Debuting during Milan Fashion Week in a film called "Jungle Red," the styles are unveiled in a gilded theater with a rotating set, featuring a cast of characters including Dita von Teese, Stella Maxwell, Precious Lee, Winnie Harlow, Hailey Bieber and Soo Joo Park. Maye Musk, mother of tech billionaire Elon Musk, is the show's presenter.
Riffing off the famous theater scene in George Cukor's 1939 film "The Women," where an all-woman cast -- played by the likes of Joan Crawford and Joan Fontaine -- attend a live show to see the latest fashion styles on stage, Scott's inspiration is an imagined 20th-century cosmopolitan woman, presented with an updated sensibility. A notable difference is the much more diverse group of women to Cukor's all-White ensemble, and Scott has also included models of different sizes and ages.
"There's not just one archetype of age or beauty," American-born Scott said of his film's cast. "There's many different races; there's different body types. So in essence, that is much more true to life, but not true to film or true to the kind of archetypes that Hollywood would perpetuate, especially in the 1930s."
In the Moschino fashion film, the models shift from weekday work to weekend leisure, with visits to art museums, the theater, and the countryside. The film takes its name from a coveted nail polish hue in Cukor's film.
"I've been very fortunate to be able to find another way of expressing myself outside of the traditional fashion show with having everyone gather together, which is not possible this time," said Scott.
A behind-the-scenes shot from the Moschino film.

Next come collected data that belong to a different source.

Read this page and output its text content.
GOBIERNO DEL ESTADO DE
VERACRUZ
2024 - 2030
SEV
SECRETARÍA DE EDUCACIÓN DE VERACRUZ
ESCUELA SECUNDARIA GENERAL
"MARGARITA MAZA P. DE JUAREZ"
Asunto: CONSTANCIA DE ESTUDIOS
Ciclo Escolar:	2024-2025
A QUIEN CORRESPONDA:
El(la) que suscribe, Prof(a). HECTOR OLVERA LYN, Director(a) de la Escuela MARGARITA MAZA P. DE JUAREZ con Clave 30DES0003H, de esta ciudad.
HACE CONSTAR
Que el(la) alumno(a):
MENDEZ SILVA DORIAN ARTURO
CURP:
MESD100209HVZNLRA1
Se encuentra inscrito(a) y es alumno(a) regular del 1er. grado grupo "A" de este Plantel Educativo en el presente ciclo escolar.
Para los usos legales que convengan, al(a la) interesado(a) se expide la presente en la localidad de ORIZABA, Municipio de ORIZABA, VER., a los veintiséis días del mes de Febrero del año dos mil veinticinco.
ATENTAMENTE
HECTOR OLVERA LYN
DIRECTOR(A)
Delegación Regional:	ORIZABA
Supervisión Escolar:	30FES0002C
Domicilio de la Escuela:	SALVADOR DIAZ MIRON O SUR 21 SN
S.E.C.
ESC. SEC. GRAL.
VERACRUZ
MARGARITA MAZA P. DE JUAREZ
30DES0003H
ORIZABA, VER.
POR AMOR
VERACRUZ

Credit: Jeremy Eichenbaum for Moschino
'A little joy and levity'
"Jungle Red" mixes camp and glamour, with models walking the stage during each vignette.

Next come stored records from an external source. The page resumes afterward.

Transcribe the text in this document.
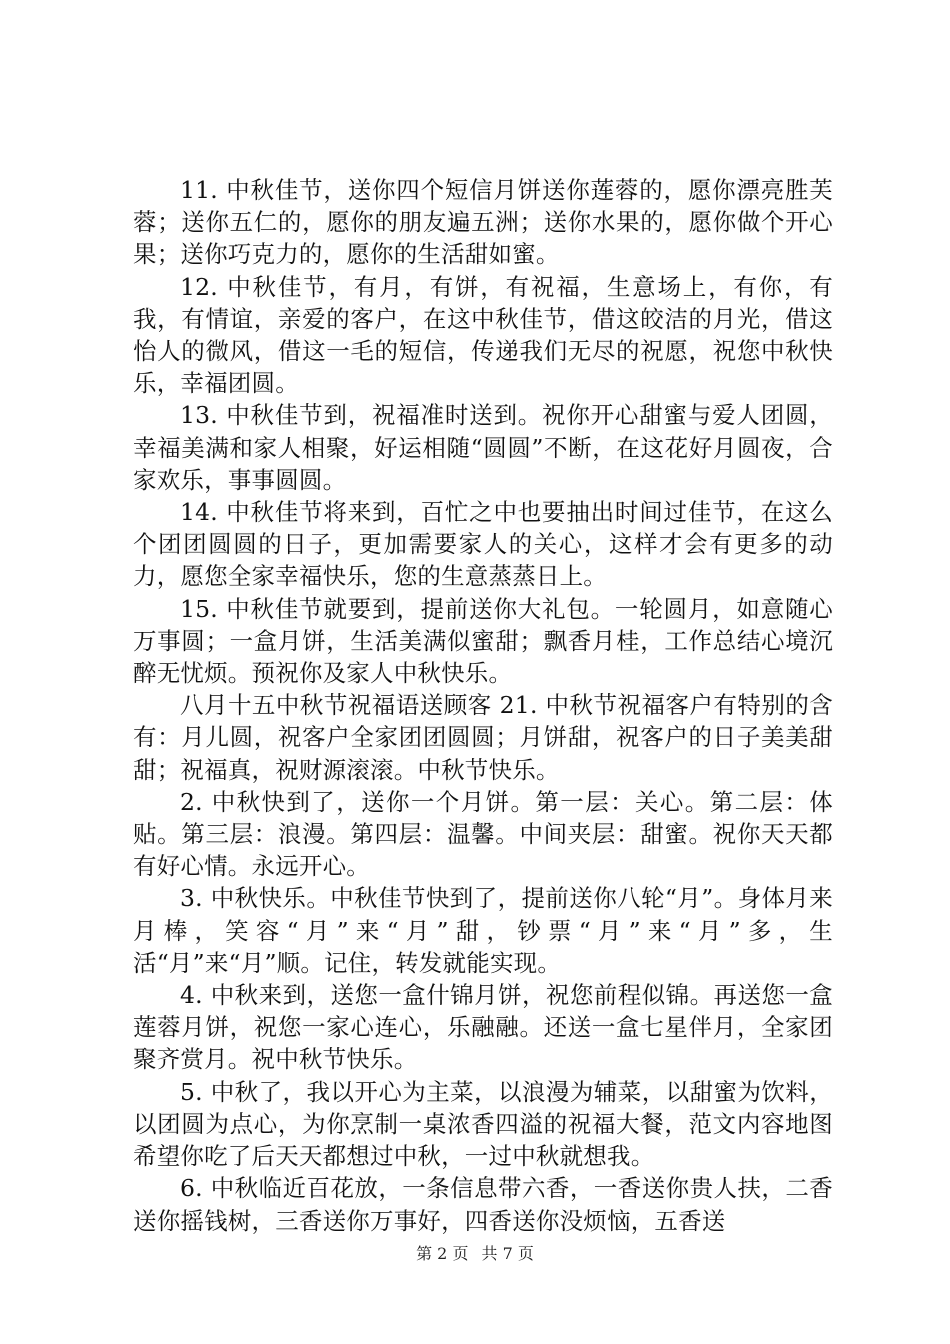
11. 中秋佳节，送你四个短信月饼送你莲蓉的，愿你漂亮胜芙蓉；送你五仁的，愿你的朋友遍五洲；送你水果的，愿你做个开心果；送你巧克力的，愿你的生活甜如蜜。

12. 中秋佳节，有月，有饼，有祝福，生意场上，有你，有我，有情谊，亲爱的客户，在这中秋佳节，借这皎洁的月光，借这怡人的微风，借这一毛的短信，传递我们无尽的祝愿，祝您中秋快乐，幸福团圆。

13. 中秋佳节到，祝福准时送到。祝你开心甜蜜与爱人团圆，幸福美满和家人相聚，好运相随“圆圆”不断，在这花好月圆夜，合家欢乐，事事圆圆。

14. 中秋佳节将来到，百忙之中也要抽出时间过佳节，在这么个团团圆圆的日子，更加需要家人的关心，这样才会有更多的动力，愿您全家幸福快乐，您的生意蒸蒸日上。

15. 中秋佳节就要到，提前送你大礼包。一轮圆月，如意随心万事圆；一盒月饼，生活美满似蜜甜；飘香月桂，工作总结心境沉醉无忧烦。预祝你及家人中秋快乐。

八月十五中秋节祝福语送顾客 21. 中秋节祝福客户有特别的含有：月儿圆，祝客户全家团团圆圆；月饼甜，祝客户的日子美美甜甜；祝福真，祝财源滚滚。中秋节快乐。

2. 中秋快到了，送你一个月饼。第一层：关心。第二层：体贴。第三层：浪漫。第四层：温馨。中间夹层：甜蜜。祝你天天都有好心情。永远开心。

3. 中秋快乐。中秋佳节快到了，提前送你八轮“月”。身体月来月棒，笑容“月”来“月”甜，钞票“月”来“月”多，生活“月”来“月”顺。记住，转发就能实现。

4. 中秋来到，送您一盒什锦月饼，祝您前程似锦。再送您一盒莲蓉月饼，祝您一家心连心，乐融融。还送一盒七星伴月，全家团聚齐赏月。祝中秋节快乐。

5. 中秋了，我以开心为主菜，以浪漫为辅菜，以甜蜜为饮料，以团圆为点心，为你烹制一桌浓香四溢的祝福大餐，范文内容地图希望你吃了后天天都想过中秋，一过中秋就想我。

6. 中秋临近百花放，一条信息带六香，一香送你贵人扶，二香送你摇钱树，三香送你万事好，四香送你没烦恼，五香送

第 2 页 共 7 页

There's plenty of signature Moschino kitsch, with one model wearing a statuesque windmill atop her chignon hair coil, while others walk out in bell-sleeved potato sacks and oversized hair bows (reminiscent of the Marilyn Monroe shoot in which she proved that she could look good wearing nothing but burlap).
The first business looks of slicked hair, tiny pinstriped hats and tailored suits among a New York City set give way to a pastoral scene featuring bubble-sleeve prairie dresses printed with fluffy clouds, grassy fields and cows.
Meanwhile spectators at a museum wear wide-brimmed hats and flared pencil skirts as the paintings come alive with models in brushstroke-printed gowns. During the urban safari, replete with faux-plant jungle, models prowl around in animal-inspired outfits, including a long-tailed gold alligator two-piece skirt suit, and a black one-shoulder mini-dress with a glitzy embellished flamingo. Finally, at the theater the models swan about in red-carpet gowns and capes with chunky jewelry and stacks of pearls, as well as one dramatic shawl in the shape of oversized black evening gloves.
Like many industries, the pandemic has upended the norms of the fashion world, and Scott hopes that Moschino's irreverent shows provide some much-needed joy.
"The most important thing I always want to communicate with my collections and my work and my shows is really bringing some humor and ... a little joy and levity," he said. "I think that that's the most important thing I can do in my work."